Rule 56(e) as cited in Plaintiff's Rule 56 letter was amended in 2010. Rule 56(e) continues, however, to put the non-moving party on notice that failure to properly support or address a fact may result in the court's granting of summary judgment for the moving party.
The Clerk mailed a copy of this letter to Plaintiff at his address provided by his former counsel who was permitted to withdraw [DE 77]. Although Plaintiff failed to respond to the Motions for Summary Judgment, Plaintiff has filed a communication with the Court since his counsel was permitted to withdraw. Plaintiff responded by letter to a motion by the mediator in this case for an Order for Payment of Mediator Fees [DE 86]. Plaintiff filed his letter in response to the mediator's motion within 15 days of its being filed with the Court, and that communication bore the same return address to which the Court mailed the Rule 56 letter.

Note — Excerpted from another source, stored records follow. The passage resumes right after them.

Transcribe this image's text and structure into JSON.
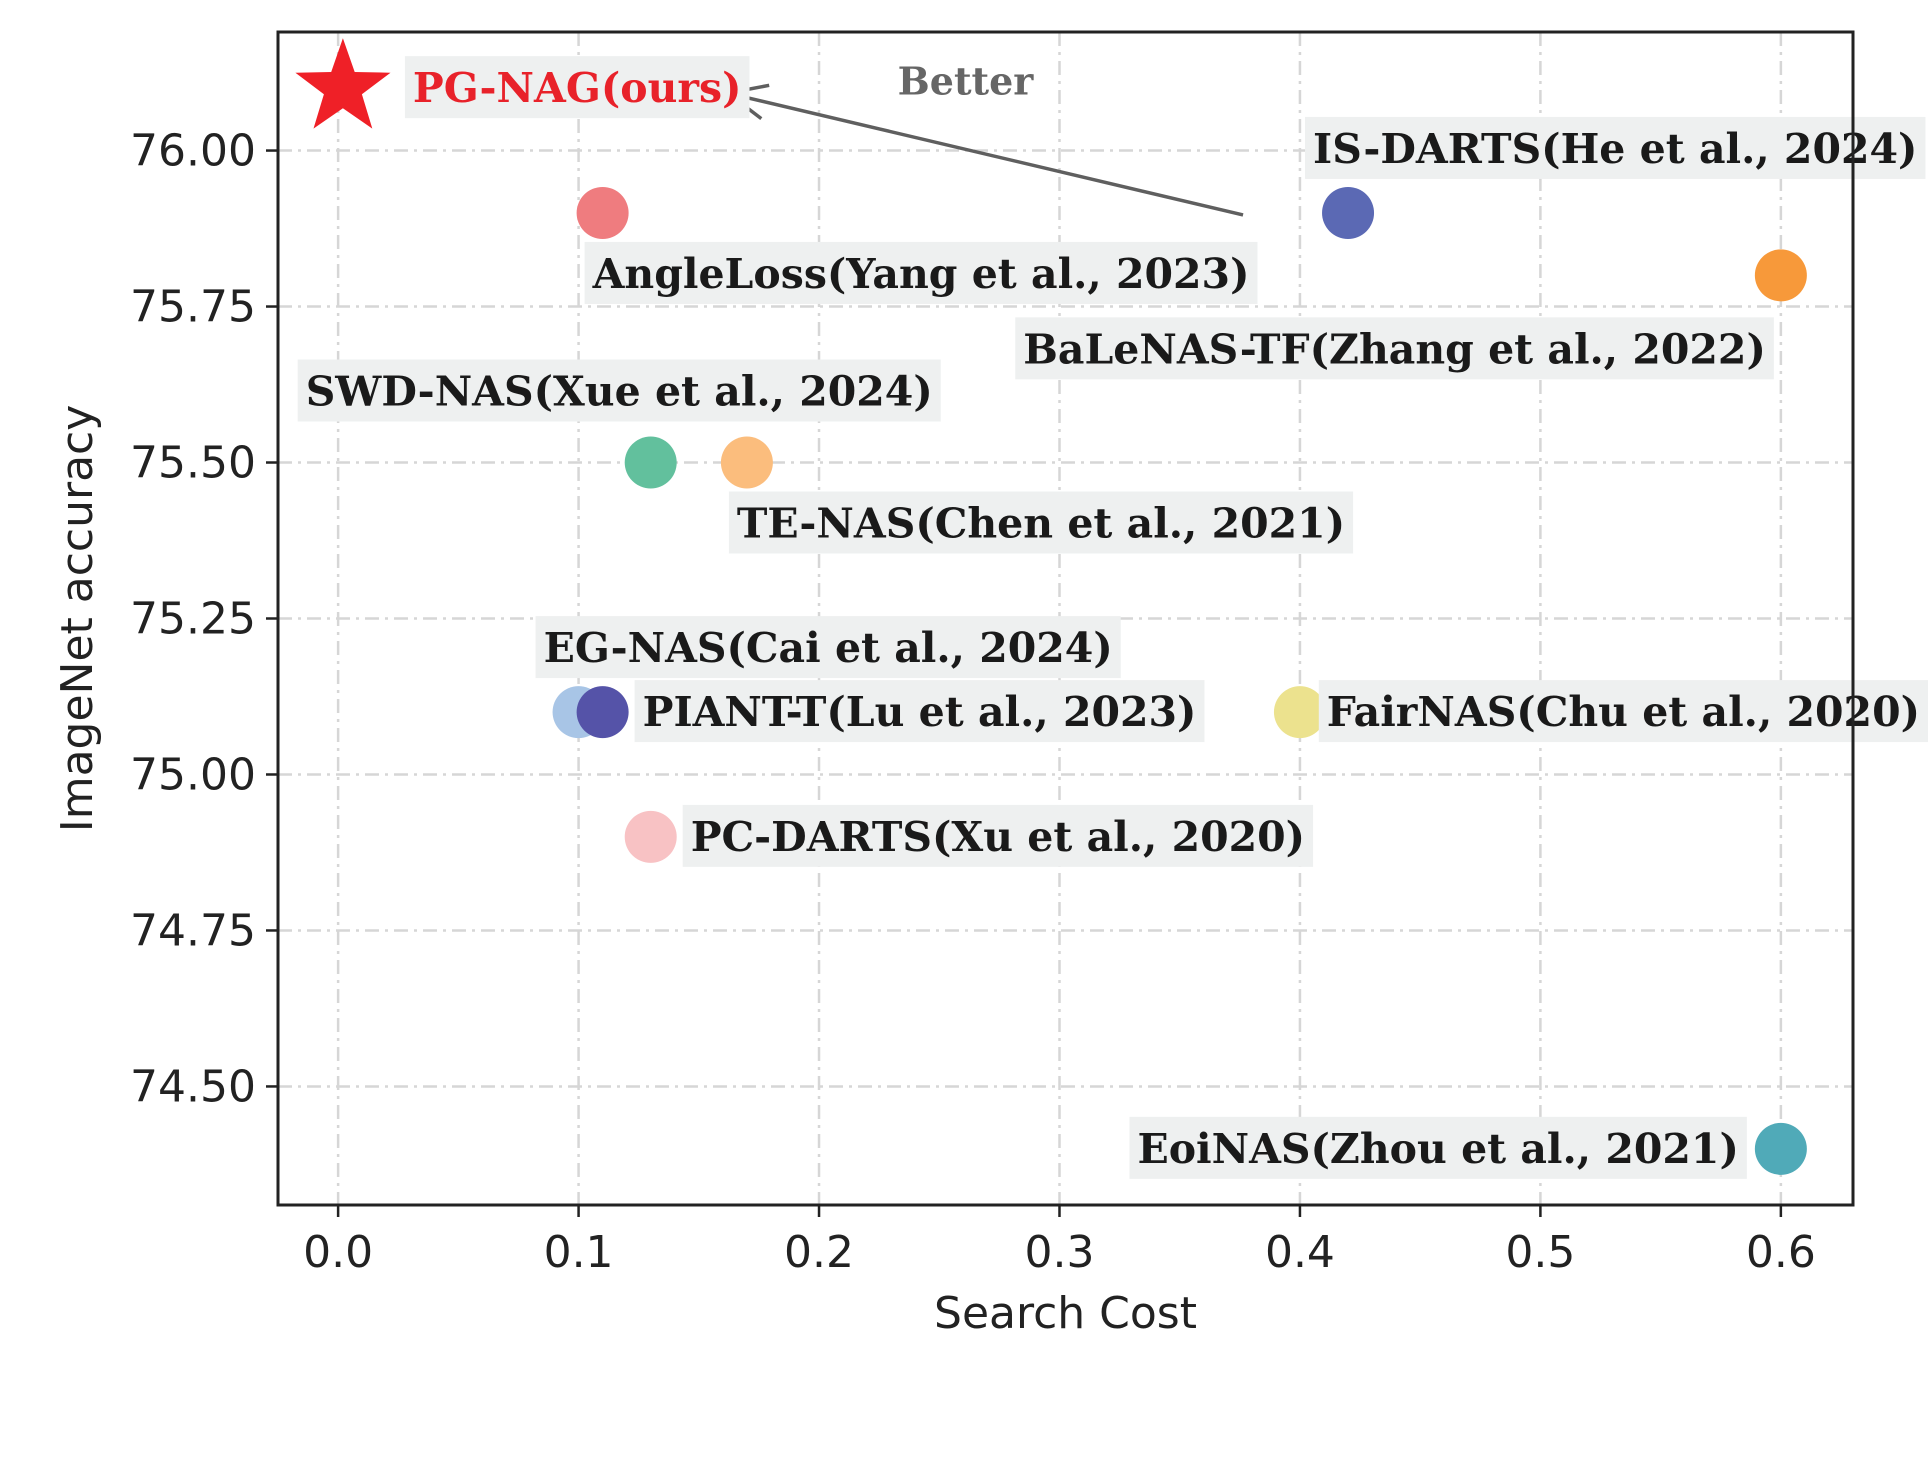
{
  "chart_data": {
    "type": "scatter",
    "xlabel": "Search Cost",
    "ylabel": "ImageNet accuracy",
    "xlim": [
      -0.025,
      0.63
    ],
    "ylim": [
      74.31,
      76.19
    ],
    "xticks": [
      0.0,
      0.1,
      0.2,
      0.3,
      0.4,
      0.5,
      0.6
    ],
    "xtick_labels": [
      "0.0",
      "0.1",
      "0.2",
      "0.3",
      "0.4",
      "0.5",
      "0.6"
    ],
    "yticks": [
      74.5,
      74.75,
      75.0,
      75.25,
      75.5,
      75.75,
      76.0
    ],
    "ytick_labels": [
      "74.50",
      "74.75",
      "75.00",
      "75.25",
      "75.50",
      "75.75",
      "76.00"
    ],
    "grid": true,
    "annotation": "Better",
    "points": [
      {
        "label": "PG-NAG(ours)",
        "x": 0.002,
        "y": 76.1,
        "color": "#ef2027",
        "marker": "star",
        "label_pos": "right"
      },
      {
        "label": "AngleLoss(Yang et al., 2023)",
        "x": 0.11,
        "y": 75.9,
        "color": "#ef7c7f",
        "marker": "circle",
        "label_pos": "below"
      },
      {
        "label": "IS-DARTS(He et al., 2024)",
        "x": 0.42,
        "y": 75.9,
        "color": "#5b69b4",
        "marker": "circle",
        "label_pos": "above"
      },
      {
        "label": "BaLeNAS-TF(Zhang et al., 2022)",
        "x": 0.6,
        "y": 75.8,
        "color": "#f7993a",
        "marker": "circle",
        "label_pos": "below-left"
      },
      {
        "label": "SWD-NAS(Xue et al., 2024)",
        "x": 0.13,
        "y": 75.5,
        "color": "#62c09d",
        "marker": "circle",
        "label_pos": "above-left"
      },
      {
        "label": "TE-NAS(Chen et al., 2021)",
        "x": 0.17,
        "y": 75.5,
        "color": "#fbbd7d",
        "marker": "circle",
        "label_pos": "below"
      },
      {
        "label": "EG-NAS(Cai et al., 2024)",
        "x": 0.1,
        "y": 75.1,
        "color": "#a8c5e6",
        "marker": "circle",
        "label_pos": "above"
      },
      {
        "label": "PIANT-T(Lu et al., 2023)",
        "x": 0.11,
        "y": 75.1,
        "color": "#5553a8",
        "marker": "circle",
        "label_pos": "right"
      },
      {
        "label": "FairNAS(Chu et al., 2020)",
        "x": 0.4,
        "y": 75.1,
        "color": "#ece28e",
        "marker": "circle",
        "label_pos": "right"
      },
      {
        "label": "PC-DARTS(Xu et al., 2020)",
        "x": 0.13,
        "y": 74.9,
        "color": "#f8c2c4",
        "marker": "circle",
        "label_pos": "right"
      },
      {
        "label": "EoiNAS(Zhou et al., 2021)",
        "x": 0.6,
        "y": 74.4,
        "color": "#50aab8",
        "marker": "circle",
        "label_pos": "left"
      }
    ]
  }
}
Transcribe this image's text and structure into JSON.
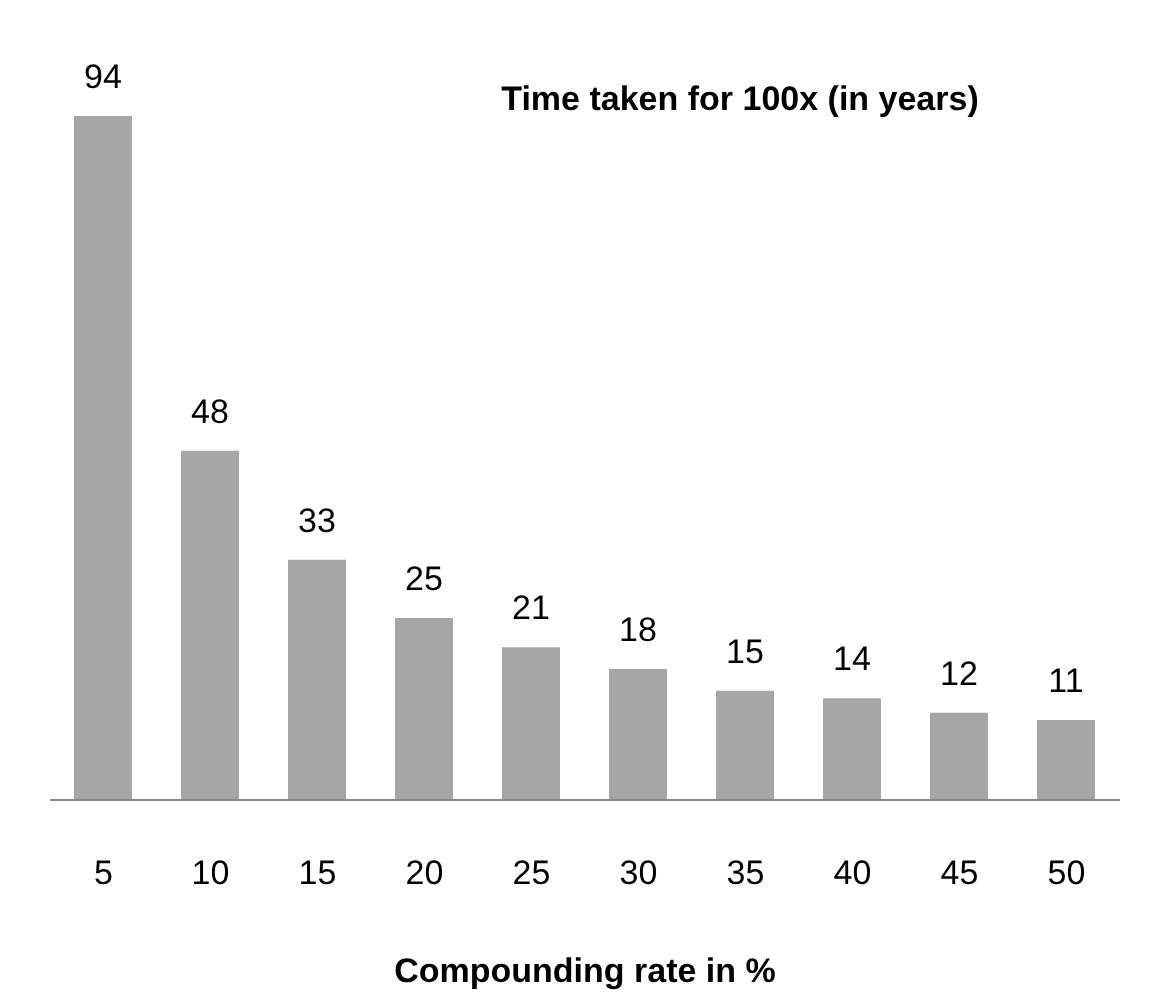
{
  "chart_data": {
    "type": "bar",
    "title": "Time taken for 100x (in years)",
    "xlabel": "Compounding rate in %",
    "categories": [
      "5",
      "10",
      "15",
      "20",
      "25",
      "30",
      "35",
      "40",
      "45",
      "50"
    ],
    "values": [
      94,
      48,
      33,
      25,
      21,
      18,
      15,
      14,
      12,
      11
    ],
    "color": "#a6a6a6",
    "data_labels": true
  }
}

Upon consideration of the pending Motions for Summary Judgment, even when viewing the facts in the light most favorable to Plaintiff, the Court finds no genuine issue of material fact with regard to Plaintiff's claims. The uncontroverted evidence suggests that Defendant Morrison had probable cause to arrest Plaintiff, that he did not use an objectively unreasonable amount of force when restraining Plaintiff, and that his conduct was not sufficiently outrageous nor was it intended to cause Plaintiff severe emotional distress. See Gomez v. Atkins, 296 F.3d 253, 262 (4th Cir. 2002) (discussing the standard for assessing whether probable cause existed); Henry v. Purnell, 652 F.3d 524, 531 (4th Cir. 2011) (en banc) (discussing the test for reasonableness under the Fourth Amendment); Dickens v. Puryear, 302 N.C. 437, 276 S.E.2d 325 (1981) (defining the elements of the North Carolina tort of intentional infliction of emotional distress). There is also nothing in the record to suggest that the City of Raleigh was negligent in hiring or supervising Officer Morrison or any of the other Raleigh Police officers. Additionally, both Defendant Morrison and the City of Raleigh are likely entitled to qualified immunity as to Plaintiff's claims. See Thompson v. Town of Dallas, 142 N.C. App. 651, 655, 543 S.E.2d. 901, 904 (2001) (discussing North Carolina law on the liability of public officers for official acts made without malice or corruption); Board of County Com'rs of Bryan County, Okl. v. Brown, 520 U.S. 397, 402 (1997) (discussing liability of a municipality for § 1983 violations).
CONCLUSION
Defendants have met their burden of demonstrating the no genuine issues of material fact exist. As the Court has only Plaintiff's pleadings to consider, it finds that Plaintiff has failed to demonstrate specific material facts in dispute sufficient to survive summary judgment. Accordingly, Defendant Morrison's and Defendant City of Raleigh's Motions for Summary Judgment are GRANTED. Because Defendants Raleigh Police Department and Just Ours, LLC have been previously dismissed, this matter is now DISMISSED IN ITS ENTIRETY.SO ORDERED.